The bottom line is that Roth IRAs can be established and funded by high-income earners. Don’t consider yourself “left out” on one of the greatest tax strategies offered to Americans: the Roth IRA.

ROTH IRAs FOR KIDS: WHAT EVERY PARENT & INVESTOR NEEDS TO KNOW

Roth IRAs can be established and owned by anyone who has earned income and that includes children. As many savvy investors have come to understand, Roth IRAs offer the best tax-free treatment for investment income and returns in the tax code. But these accounts aren’t just for adults. Minors who have earned income can also establish Roth IRAs.

I have many clients who establish Roth IRAs for their children who have earned income. Some use them to co-invest those funds with their own Roth IRAs into certain real estate deals or start-up companies. Some open up brokerage accounts and teach their kids how to buy and sell stocks. Whatever your investment strategy, don’t leave your kids out. Consider a Roth IRA as a valuable tool that can be used to teach your kids or grand-kids how to invest and how to save for their own college education. But before you open up a Roth IRA for your child, here’s what you need to know.
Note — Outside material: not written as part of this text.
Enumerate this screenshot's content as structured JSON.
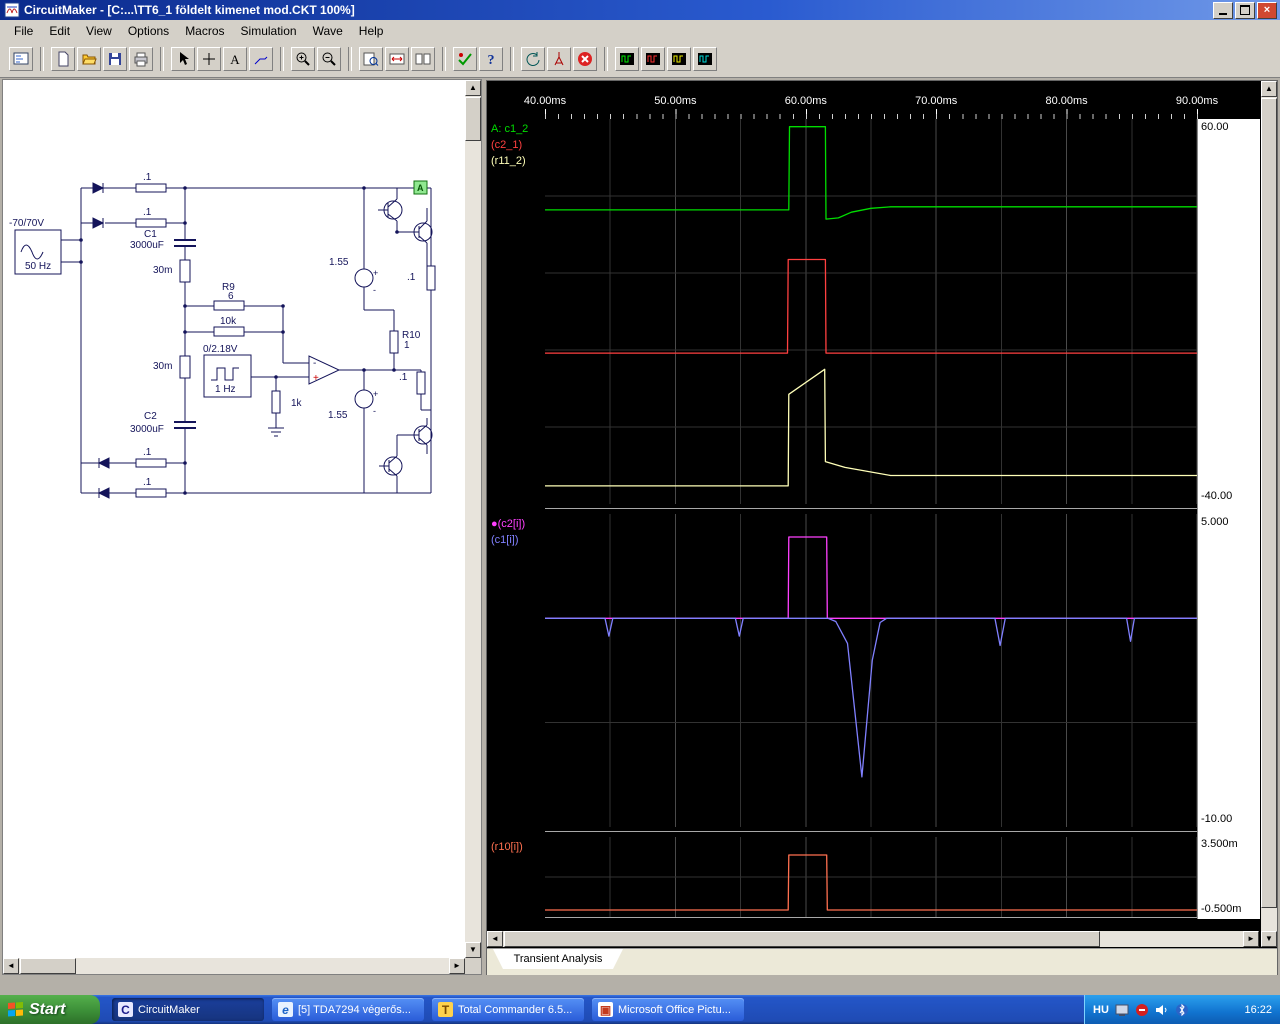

  1. Earned Income – The only qualification to establishing a Roth IRA is that the account-owner has earned income. If your child works in your business, on your rental properties or real estate investments, or even if they have a part-time or summer job, give them some income so they can establish a Roth IRA. Their earned income can be contributed to the annual Roth IRA contribution limit of $6,000. My own 13 and 15 year-olds actually have their own small business and we will be establishing Roth IRAs this year for both of them. If a child has made a Roth IRA contribution, it is generally recommended that they either have a W-2 for the income for that year or that they file a 1040-EZ for their 1099 income or self-employment income even if they are under the standard deduction. While earned income to a child is taxable, if the child is under the standard deduction amount of $6,200 the child will pay no income tax (though there may be employment taxes).
  2. Custodial IRA – If you open a Roth IRA for your child it is often times referred to as a custodial IRA because the account owner is not old enough to establish the IRA for themselves and therefore their parent or legal guardian must open and oversee the account for the child. When the child reaches age 18, the child will take over as the responsible party for the account.
  3. Tax & Penalty Free With-Drawls – In all instances, the amounts contributed to a Roth IRA can be withdrawn penalty free and tax free. Earnings withdrawn may be subject to a penalty and tax. Earnings may be distributed penalty free for the qualified higher education expenses of the child though the earnings withdrawn can be subject to tax. Check out the IRS explanation here. http://www.irs.gov/publications/p970/ch09.html. In other words, the Roth IRA can be accessed without penalty or tax when you simply pull out the amounts comprising contributions to the Roth IRA. Keep in mind, the withdrawn earnings used for qualifying higher education expenses (e.g. the investment returns or growth in the account above the contributions) will not be subject to the 10% early withdrawal penalty but they may be subject to taxes on the child’s tax return. As a result, I wouldn’t recommend withdrawing the earnings. While using a child’s Roth IRA for education expenses is common, it is not just education expenses to consider as contributions to a Roth IRA can be withdrawal without penalty and tax for anything. That could be a new car purchase, a non-traditional education expense, church service expenses, a new business, job training, or any other worthy cause or purchase worth saving for.

If you want to teach your child how to invest or if you want to help them save for college, the first account option to consider is a Roth IRA. Why choose an account that is taxable when you can choose one that grows tax-free?